Malaysian diplomat in NZ sexual assault case


Wisma Putra says it will address tomorrow a brewing storm surrounding a Malaysian diplomat who is accused by New Zealand authorities of assault with intention to commit rape.

New Zealanders responded with outrage yesterday after authorities revealed that the man, in his 30s, had followed a 21-year-old woman home and assaulted her.

The press in New Zealand is prevented from revealing the alleged offender's name or country of origin after a New Zealand judge issued a suppression order on his details.

However, Malaysiakini understands the man is a Malaysian diplomat who worked at the Malaysian High Commission based in Wellington.

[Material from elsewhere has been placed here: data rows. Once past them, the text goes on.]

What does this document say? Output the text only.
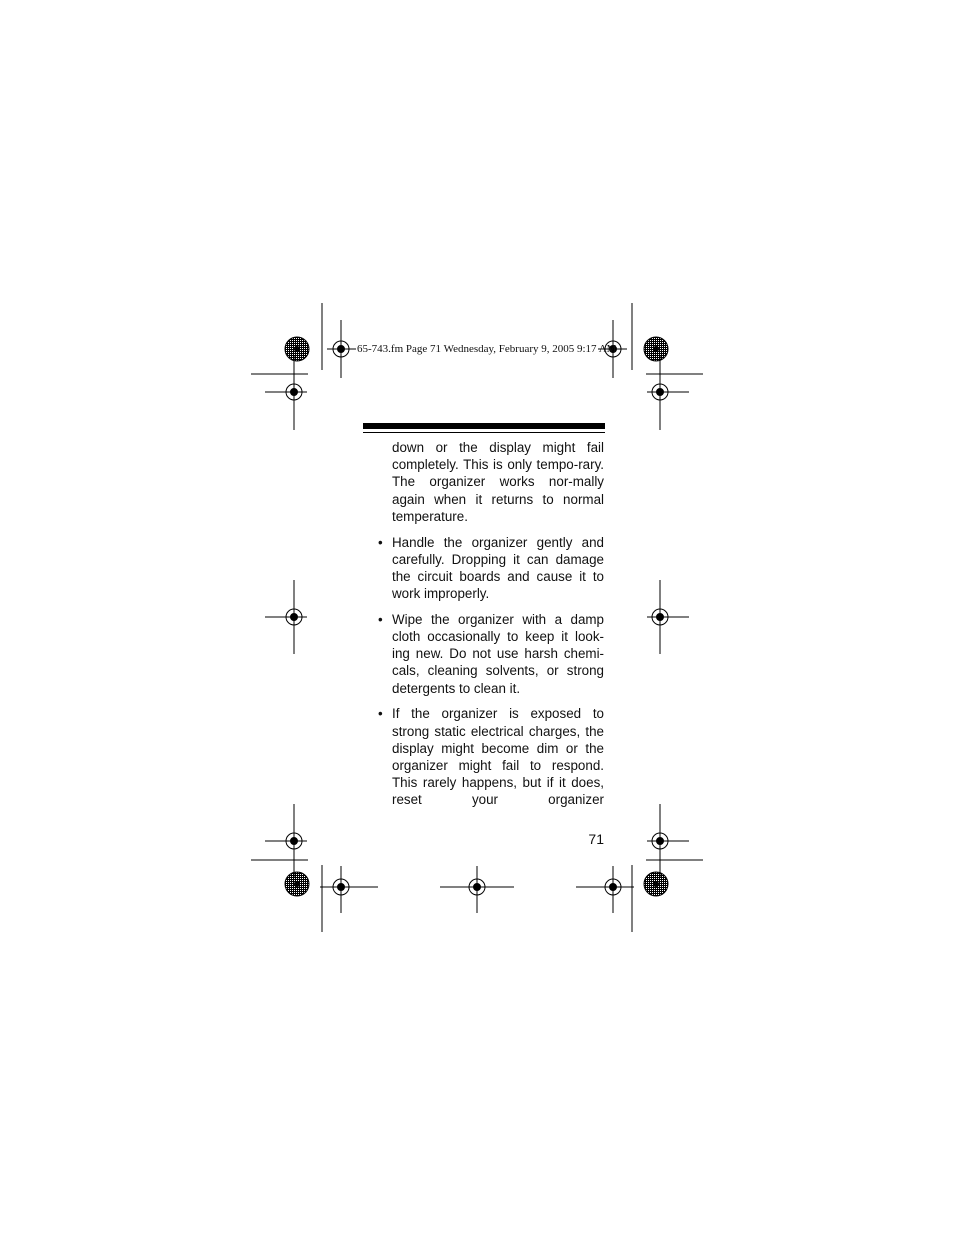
65-743.fm Page 71 Wednesday, February 9, 2005 9:17 AM

down or the display might fail completely. This is only tempo-rary. The organizer works nor-mally again when it returns to normal temperature.

• Handle the organizer gently and carefully. Dropping it can damage the circuit boards and cause it to work improperly.

• Wipe the organizer with a damp cloth occasionally to keep it look-ing new. Do not use harsh chemi-cals, cleaning solvents, or strong detergents to clean it.

• If the organizer is exposed to strong static electrical charges, the display might become dim or the organizer might fail to respond. This rarely happens, but if it does, reset your organizer

71
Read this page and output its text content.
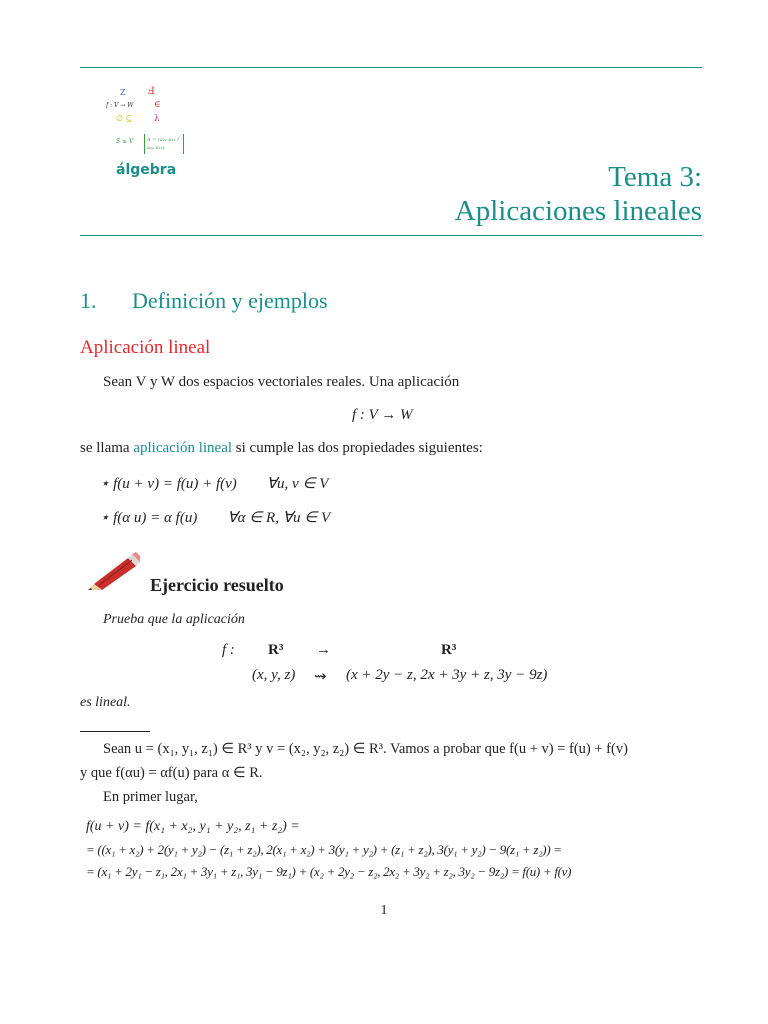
Z Ⅎ
f : V → W ∈
∅ ⊆ λ
S ≤ V	A = (a₁₁ a₁₂ / a₂₁ a₂₂)
álgebra	Tema 3:
Aplicaciones lineales
1. Definición y ejemplos
Aplicación lineal
Sean V y W dos espacios vectoriales reales. Una aplicación
f : V → W
se llama aplicación lineal si cumple las dos propiedades siguientes:
⋆ f(u + v) = f(u) + f(v)        ∀u, v ∈ V
⋆ f(α u) = α f(u)        ∀α ∈ R, ∀u ∈ V
Ejercicio resuelto
Prueba que la aplicación
f : R³ →	R³
(x, y, z) ⇝ (x + 2y − z, 2x + 3y + z, 3y − 9z)
es lineal.
Sean u = (x₁, y₁, z₁) ∈ R³ y v = (x₂, y₂, z₂) ∈ R³. Vamos a probar que f(u + v) = f(u) + f(v)
y que f(αu) = αf(u) para α ∈ R.
En primer lugar,
f(u + v) = f(x₁ + x₂, y₁ + y₂, z₁ + z₂) =
= ((x₁ + x₂) + 2(y₁ + y₂) − (z₁ + z₂), 2(x₁ + x₂) + 3(y₁ + y₂) + (z₁ + z₂), 3(y₁ + y₂) − 9(z₁ + z₂)) =
= (x₁ + 2y₁ − z₁, 2x₁ + 3y₁ + z₁, 3y₁ − 9z₁) + (x₂ + 2y₂ − z₂, 2x₂ + 3y₂ + z₂, 3y₂ − 9z₂) = f(u) + f(v)
1
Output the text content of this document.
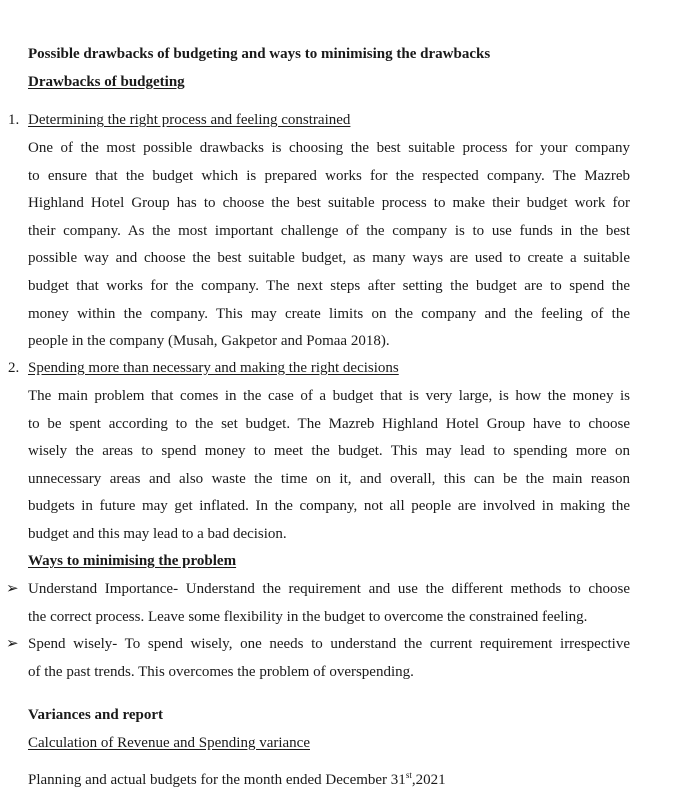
Possible drawbacks of budgeting and ways to minimising the drawbacks
Drawbacks of budgeting
1. Determining the right process and feeling constrained
One of the most possible drawbacks is choosing the best suitable process for your company
to ensure that the budget which is prepared works for the respected company. The Mazreb
Highland Hotel Group has to choose the best suitable process to make their budget work for
their company. As the most important challenge of the company is to use funds in the best
possible way and choose the best suitable budget, as many ways are used to create a suitable
budget that works for the company. The next steps after setting the budget are to spend the
money within the company. This may create limits on the company and the feeling of the
people in the company (Musah, Gakpetor and Pomaa 2018).
2. Spending more than necessary and making the right decisions
The main problem that comes in the case of a budget that is very large, is how the money is
to be spent according to the set budget. The Mazreb Highland Hotel Group have to choose
wisely the areas to spend money to meet the budget. This may lead to spending more on
unnecessary areas and also waste the time on it, and overall, this can be the main reason
budgets in future may get inflated. In the company, not all people are involved in making the
budget and this may lead to a bad decision.
Ways to minimising the problem
➢ Understand Importance- Understand the requirement and use the different methods to choose
the correct process. Leave some flexibility in the budget to overcome the constrained feeling.
➢ Spend wisely- To spend wisely, one needs to understand the current requirement irrespective
of the past trends. This overcomes the problem of overspending.
Variances and report
Calculation of Revenue and Spending variance
Planning and actual budgets for the month ended December 31st,2021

Foreign Minister Anifah Aman when asked to confirm this, told Malaysiakini in a text message that he will weigh in on the matter in a press conference tomorrow.

Malaysiakini is withholding the man's name pending Wisma Putra's official response.

According to the Associated Press, police arrested the diplomat on May 9 and charged him with burglary and assault with intent to rape, both of which carries a maximum jail term of 10 years.

However, the man invoked his diplomatic immunity and has fled the country.

NZ wants diplomat extradited

New Zealand Prime Minister John Key broke his silence on the matter this morning, revealing that his government had demanded the man's diplomatic immunity be waived but was rebuffed.

"It was the government's strong preference that this person be held to account in New Zealand, but this was refused by the sending country," Key was quoted as saying by New Zealand news portal stuff.co.nz.

Key did not reveal specific details about the diplomat, citing the court's suppression order which also applies on the government.

He said assurance had been made that the diplomat will be held accountable in his own country.

"As a signatory to the Vienna Convention our hands are effectively tied, but we still expect justice for the victim," he was quoted as saying.

Key has come under criticism for only summoning Malaysia's High Commissioner a month after the incident.

However, Key revealed his government had been in a diplomatic back-and-forth with the man's country of origin in the past month, without mentioning "Malaysia".

"There's been a series of meetings held at a variety of different levels with MFAT (Ministry of Foreign Affairs) in New Zealand and the representatives of the sending country.

"I'm led to believe, and I strongly accept that advice, that the host country is absolutely aware at a very senior level about New Zealand's expectations and how seriously we're taking the issue," he was quoted as saying.

Labour foreign affairs spokesperson David Shearer, who represents New Zealand's largest opposition party, called for the diplomat's extradition to face the law in New Zealand.